Dysponujemy wspomnieniami Kazimierza Wichniarza z jego łuckiego debiutu. W 1934 roku - czytamy tam - ukończyłem studia aktorskie w Poznaniu i nie tracąc czasu, zaangażowałem się do Teatru Wołyńskiego. W Łucku przygotowywaliśmy premiery (szło to błyskawicznie, w ciągu sezonu wystawialiśmy po kilkanaście nowych pozycji) i ruszaliśmy w objazd, całymi tygodniami podróżując od miasteczka do miasteczka wagonami mieszkalnymi. Co to były za wspaniałe czasy! Człowiek był młody, pełen nadziei, romantyzmu, niespożytych sił witalnych. Do dziś z rozrzewnieniem wspominam wołyńskie noce, gdy przez okno wagonu wsuwał się ogromny letni księżyc, a czasem ktoś jeszcze. Graliśmy każdego niemal dnia. Moją pierwszą wielką rolą był Mąż w „Ich czworo” Zapolskiej.

Z Teatrem Wołyńskim związany był w swej młodości absolwent Liceum Krzemienieckiego Władysław Sheybal (1923-1992) - polski i angielski aktor, który zasłynął głównie z niezapomnianej roli kompozytora w filmie „Kanał” Andrzeja Wajdy. Po premierze tego filmu w 1957 roku opuścił Polskę i osiadł w Anglii, gdzie zdobył dużą popularność, grając m.in. z Seanem Connerym w „Jamesie Bondzie”.

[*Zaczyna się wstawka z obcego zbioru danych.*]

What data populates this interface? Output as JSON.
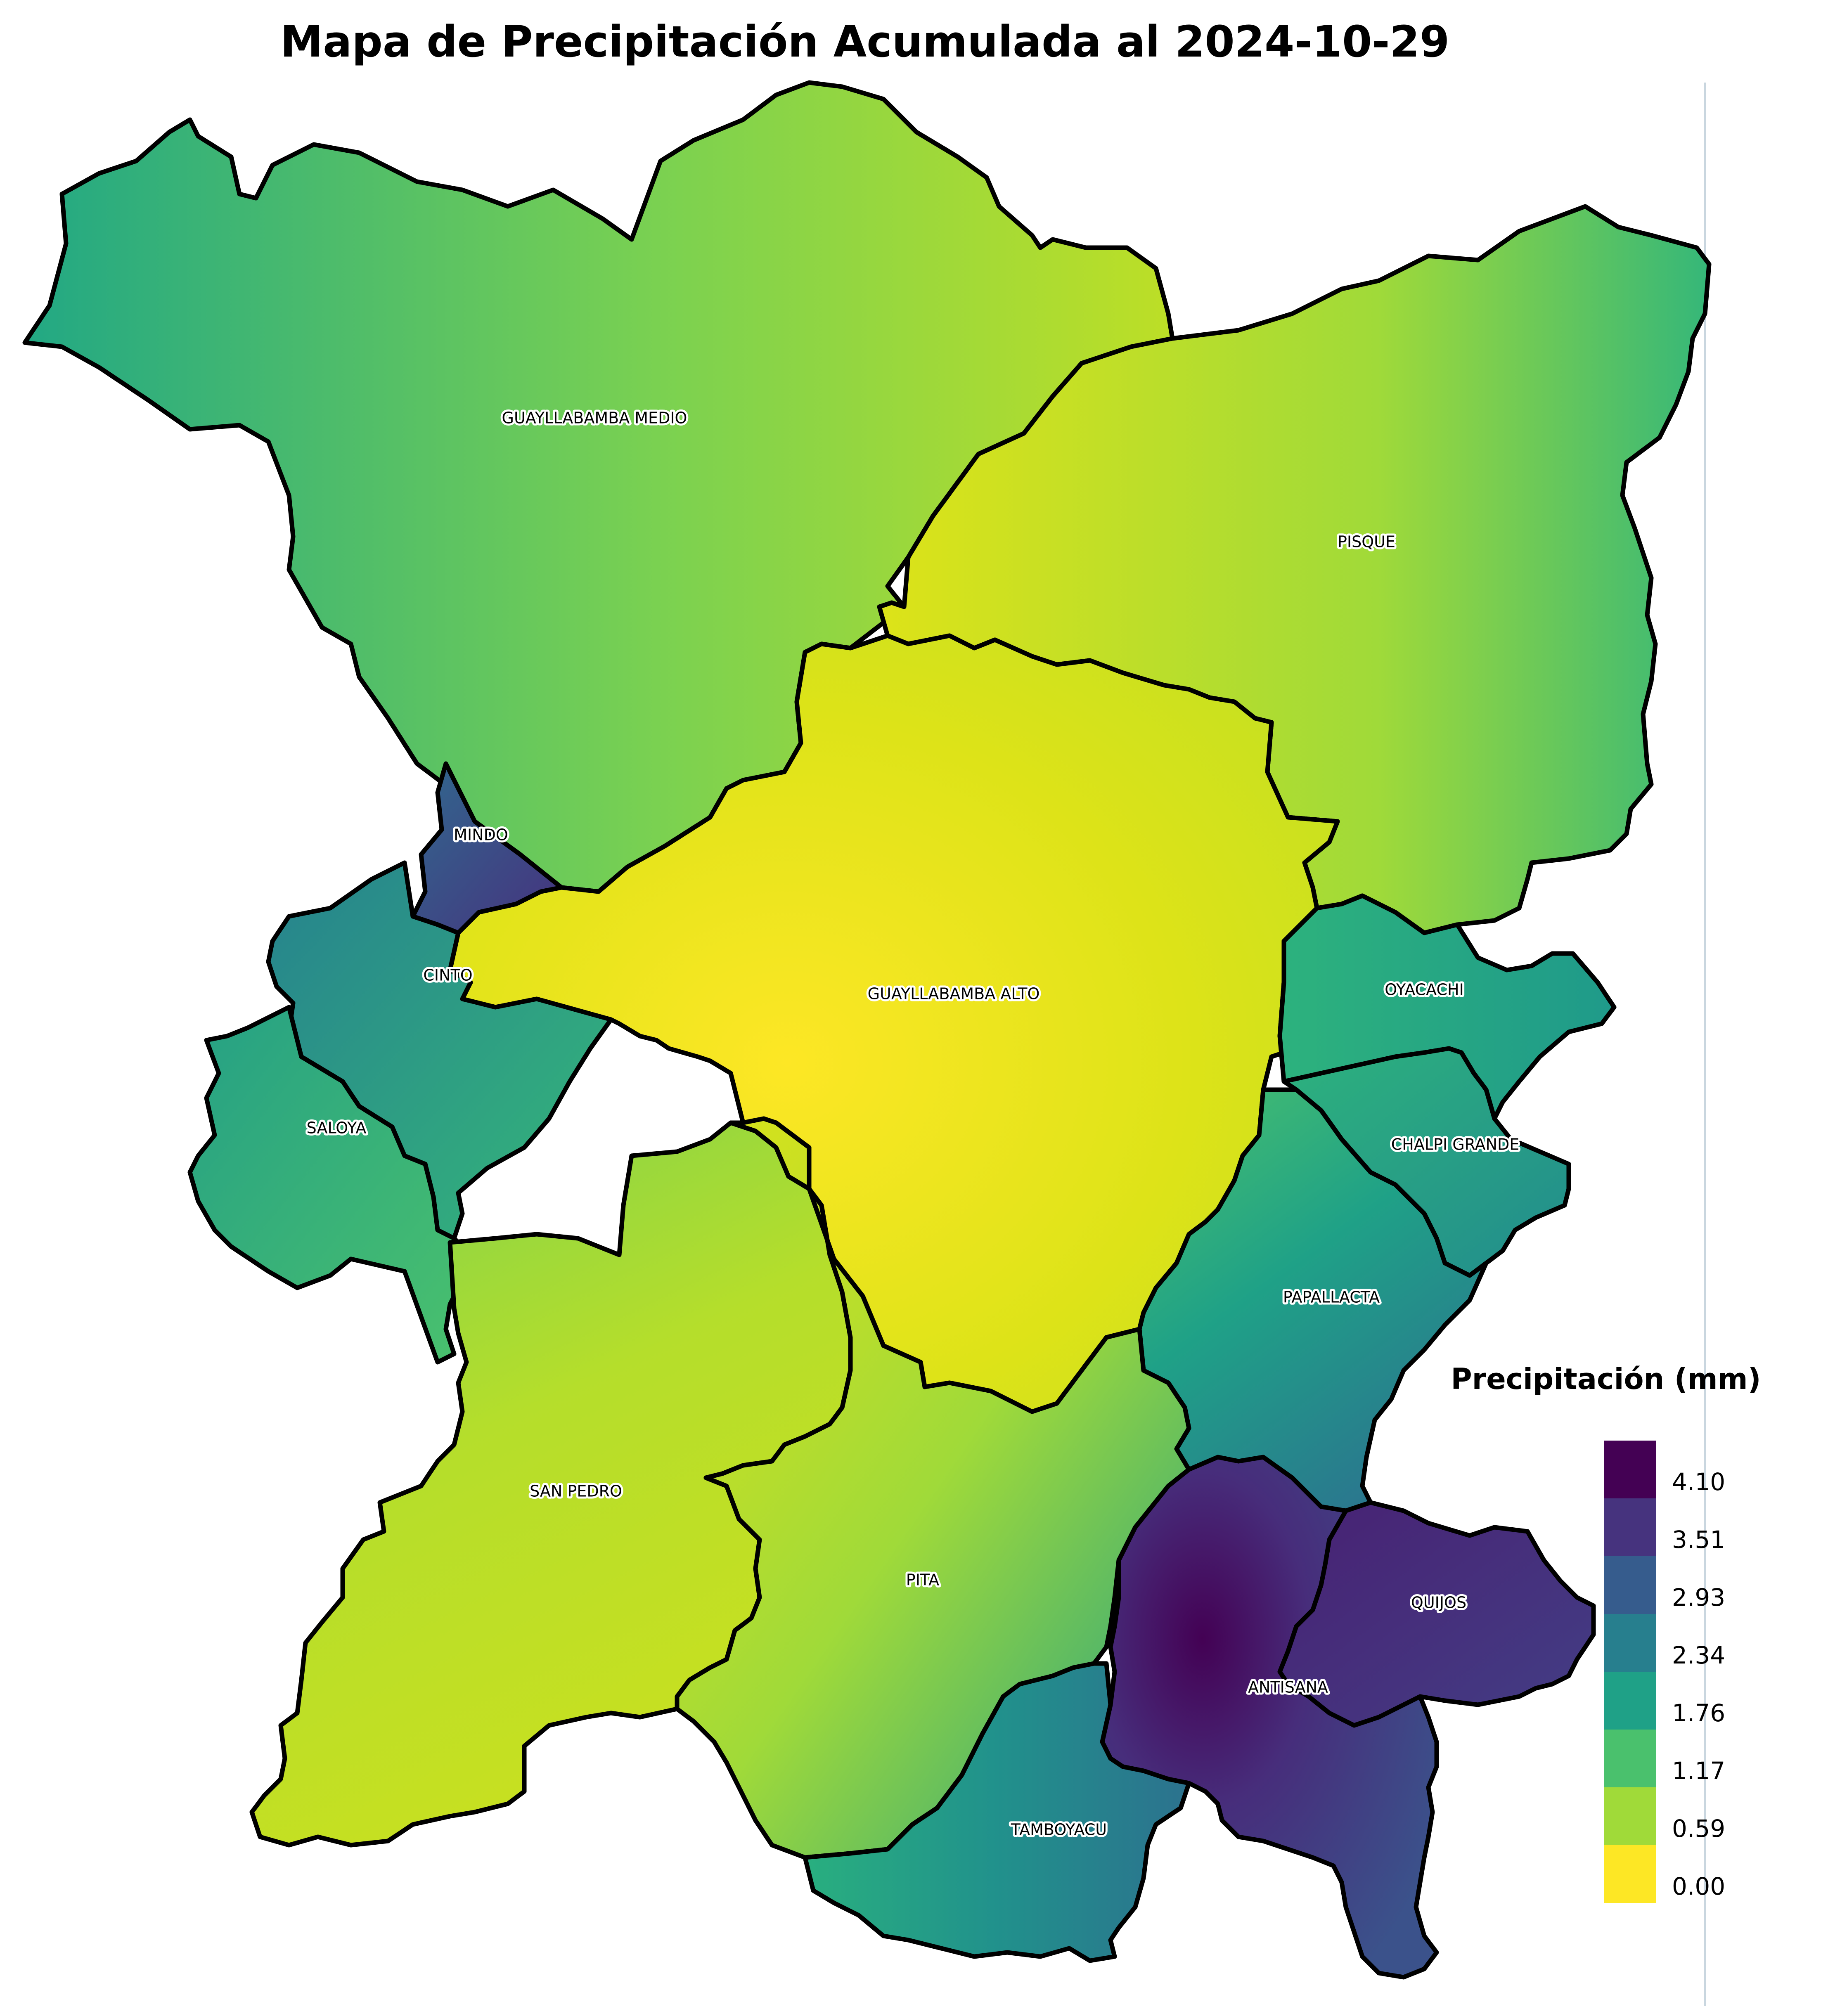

Aktorzy Teatru Wołyńskiego objeżdżali ze swymi spektaklami wszystkie miasteczka wokół Łucka, grając w spartańskich warunkach, często w nieogrzanych salach kinowych, szkolnych świetlicach, a zdarzało się, że w poczekalniach dworcowych. Rodziewicz w jednym z wywiadów powiedział: W Łucku nie mamy własnego gmachu i korzystać musimy z lokalu kina, wszystkie dekoracje mamy własne, od a do z i przewozimy je z sobą... Mamy swoje wagony, mieszkamy w nich i prowadzimy iście cygański tryb życia. W prowincjonalnych miasteczkach grywamy nieraz na scenach, gdzie temperatura dochodzi do -12 C, a publiczność siedzi na widowni w futrach, paltach i okrywa się kocami. Nie zraża nas to jednak, gdy widzimy, że zdobyliśmy serca tej publiczności.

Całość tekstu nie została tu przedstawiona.